In that era, Fed rate hikes caught the markets by surprise. The Internet was in its infancy, and the Federal Open Market Committee (FOMC) was less transparent in telegraphing its future moves.

“At that time, the Committee did not communicate actively with the public as it does today and its communication tools were very limited,” Fed researchers wrote in a 2015 analysis. “For example, statements were not issued following FOMC meetings, changes in the federal funds rate target were not announced, and the minutes and directive for each FOMC meeting were not released until two days after the subsequent meeting.”

Investors were blindsided, leading to a spate of market volatility in 1994. The bond market cratered, and the fallout included the bankruptcy of California’s Orange County, then the largest U.S. municipality to declare insolvency.

Mortgage rates retreated a bit in 1995, falling as low as 6.95 percent by early 1996, according to Bankrate’s survey. Rates bounced around between 6 percent and 9 percent through the rest of the 1990s. It’s unclear if that path foretells anything about the near future of mortgage rates, but the record-low rates of 2021 set the stage for a more pronounced run-up.

While today’s economic conditions are different, there are some echoes of 1994. The U.S. economy is recovering from a recession and the Fed aims to tame inflation by raising rates repeatedly.

How Did the 1994 Rate Spike Affect Home Prices?

Home prices kept rising throughout the 1994 surge in rates. In 1993, the median price of existing homes sold in the U.S. was $107,200, according to the National Association of Realtors. In 1994, the median climbed to $111,200. In 1995, as the effects of higher rates were still reverberating, the median rose to $114,600.

The Case-Shiller Home Price Index shows a similar trend: Home prices kept rising at a pace of 2 percent to 3 percent through 1994, then slowed to 1.7 percent in the summer of 1995.

That price pattern is similar to other periods of rising rates. Housing economists say home values tend to hold because sellers are reluctant to cut their prices and simply decide not to sell.

Rising mortgage rates did appear to have a more significant impact on sales volumes. Existing-home sales rose from 3.7 million in 1993 to 3.9 million in 1994, then retreated to 3.8 million in 1995 as consumers adjusted to the new rate reality. By 1996, home sales had climbed well past 4 million, according to Realtors data—even as rates climbed as high as 8.29 percent.

How Will the 2022 Rate Surge Affect Home Prices?

Compared to 28 years ago, the U.S. housing market now is much different. Adjusted for inflation, the 1994 median home price equates to just $214,000 today. Median home prices so far in 2022 are in the $350,000 range.

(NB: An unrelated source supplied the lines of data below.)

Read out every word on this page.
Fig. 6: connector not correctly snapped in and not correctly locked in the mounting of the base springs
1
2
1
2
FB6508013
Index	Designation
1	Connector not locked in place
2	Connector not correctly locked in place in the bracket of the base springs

Today’s homebuyers are dealing with an intense shortage of homes for sale. Driven by that imbalance, home prices soared a record 20 percent from February 2021 to February 2022, according to real estate data firm CoreLogic. Homeowners are sitting atop record levels of equity, which makes a foreclosure crisis highly unlikely.

Bee’s Wood predicts that Americans will continue buying homes, just as baby boomers did when mortgage rates soared into the double digits in the 1980s, and just as Generation X did when mortgage rates flirted with 9 percent in the 1990s.

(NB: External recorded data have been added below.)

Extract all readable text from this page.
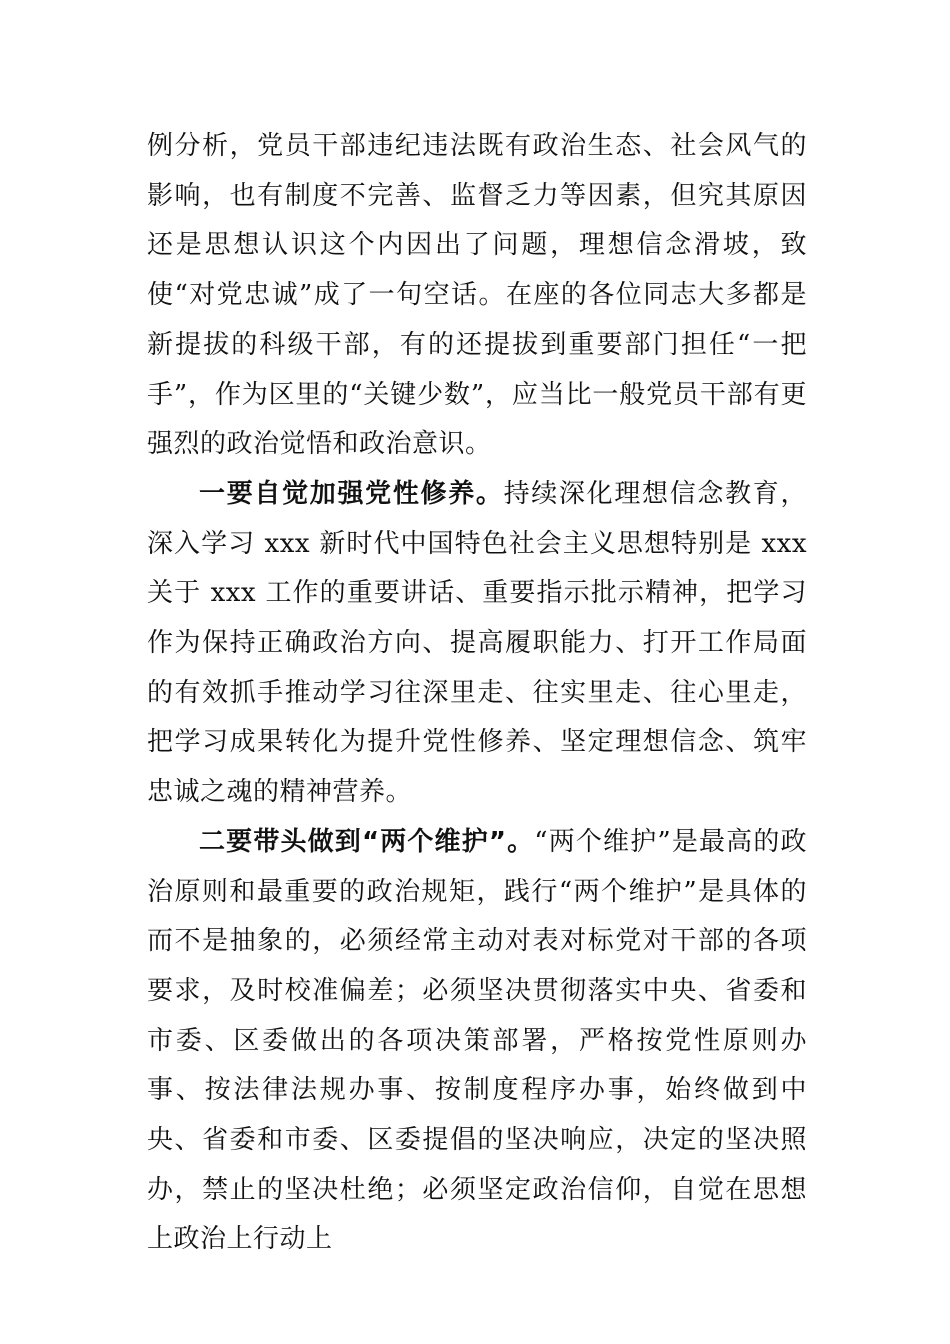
例分析，党员干部违纪违法既有政治生态、社会风气的影响，也有制度不完善、监督乏力等因素，但究其原因还是思想认识这个内因出了问题，理想信念滑坡，致使“对党忠诚”成了一句空话。在座的各位同志大多都是新提拔的科级干部，有的还提拔到重要部门担任“一把手”，作为区里的“关键少数”，应当比一般党员干部有更强烈的政治觉悟和政治意识。

一要自觉加强党性修养。持续深化理想信念教育，深入学习 xxx 新时代中国特色社会主义思想特别是 xxx 关于 xxx 工作的重要讲话、重要指示批示精神，把学习作为保持正确政治方向、提高履职能力、打开工作局面的有效抓手推动学习往深里走、往实里走、往心里走，把学习成果转化为提升党性修养、坚定理想信念、筑牢忠诚之魂的精神营养。

二要带头做到“两个维护”。“两个维护”是最高的政治原则和最重要的政治规矩，践行“两个维护”是具体的而不是抽象的，必须经常主动对表对标党对干部的各项要求，及时校准偏差；必须坚决贯彻落实中央、省委和市委、区委做出的各项决策部署，严格按党性原则办事、按法律法规办事、按制度程序办事，始终做到中央、省委和市委、区委提倡的坚决响应，决定的坚决照办，禁止的坚决杜绝；必须坚定政治信仰，自觉在思想上政治上行动上
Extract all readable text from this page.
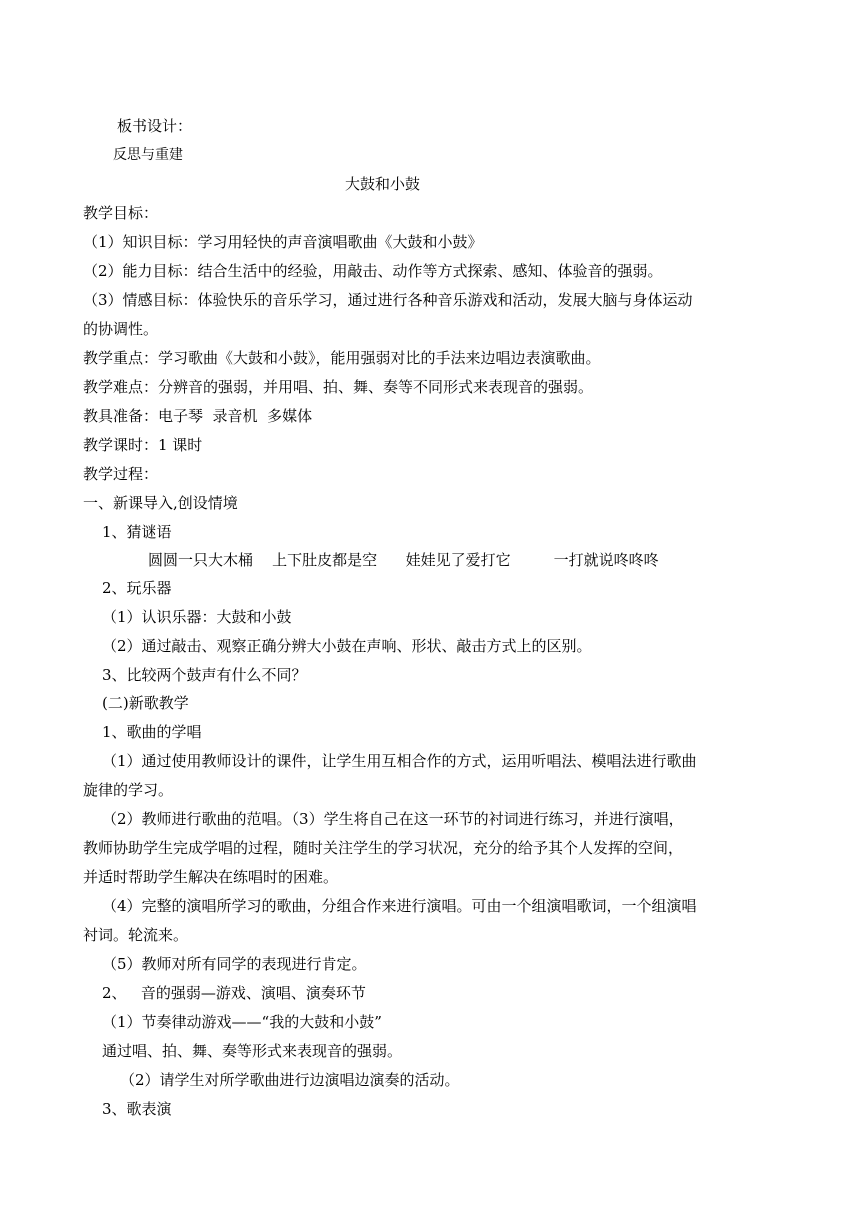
板书设计：
反思与重建
大鼓和小鼓
教学目标：
（1）知识目标：学习用轻快的声音演唱歌曲《大鼓和小鼓》
（2）能力目标：结合生活中的经验，用敲击、动作等方式探索、感知、体验音的强弱。
（3）情感目标：体验快乐的音乐学习，通过进行各种音乐游戏和活动，发展大脑与身体运动
的协调性。
教学重点：学习歌曲《大鼓和小鼓》，能用强弱对比的手法来边唱边表演歌曲。
教学难点：分辨音的强弱，并用唱、拍、舞、奏等不同形式来表现音的强弱。
教具准备：电子琴  录音机  多媒体
教学课时：1 课时
教学过程：
一、新课导入,创设情境
1、猜谜语
圆圆一只大木桶    上下肚皮都是空      娃娃见了爱打它         一打就说咚咚咚
2、玩乐器
（1）认识乐器：大鼓和小鼓
（2）通过敲击、观察正确分辨大小鼓在声响、形状、敲击方式上的区别。
3、比较两个鼓声有什么不同？
(二)新歌教学
1、歌曲的学唱
（1）通过使用教师设计的课件，让学生用互相合作的方式，运用听唱法、模唱法进行歌曲
旋律的学习。
（2）教师进行歌曲的范唱。（3）学生将自己在这一环节的衬词进行练习，并进行演唱，
教师协助学生完成学唱的过程，随时关注学生的学习状况，充分的给予其个人发挥的空间，
并适时帮助学生解决在练唱时的困难。
（4）完整的演唱所学习的歌曲，分组合作来进行演唱。可由一个组演唱歌词，一个组演唱
衬词。轮流来。
（5）教师对所有同学的表现进行肯定。
2、   音的强弱—游戏、演唱、演奏环节
（1）节奏律动游戏——“我的大鼓和小鼓”
通过唱、拍、舞、奏等形式来表现音的强弱。
（2）请学生对所学歌曲进行边演唱边演奏的活动。
3、歌表演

“They’re going to adapt,” Wood says. “They’re going to adjust. People aren’t going to stop buying homes because rates go up.”

While rising mortgage rates might rein in prices, a population bulge of millennials in their 30s and early 40s is driving demand for homes.

Ralph McLaughlin, a chief economist at real estate technology firm Kukun, says 1994 is so far in the rear-view mirror that it might not prove relevant to today’s housing market. He looks instead at 2018, which saw a brief surge in mortgage rates.

“Mortgage rates approached 5 percent like they are today, and within a matter of months, year-over-year price growth was cut in half to around 4 percent,” McLaughlin says of 2018. “I would think that given our crazy low inventory, this would translate into year-over-year growth of around 7 percent to 10 percent in the coming months.”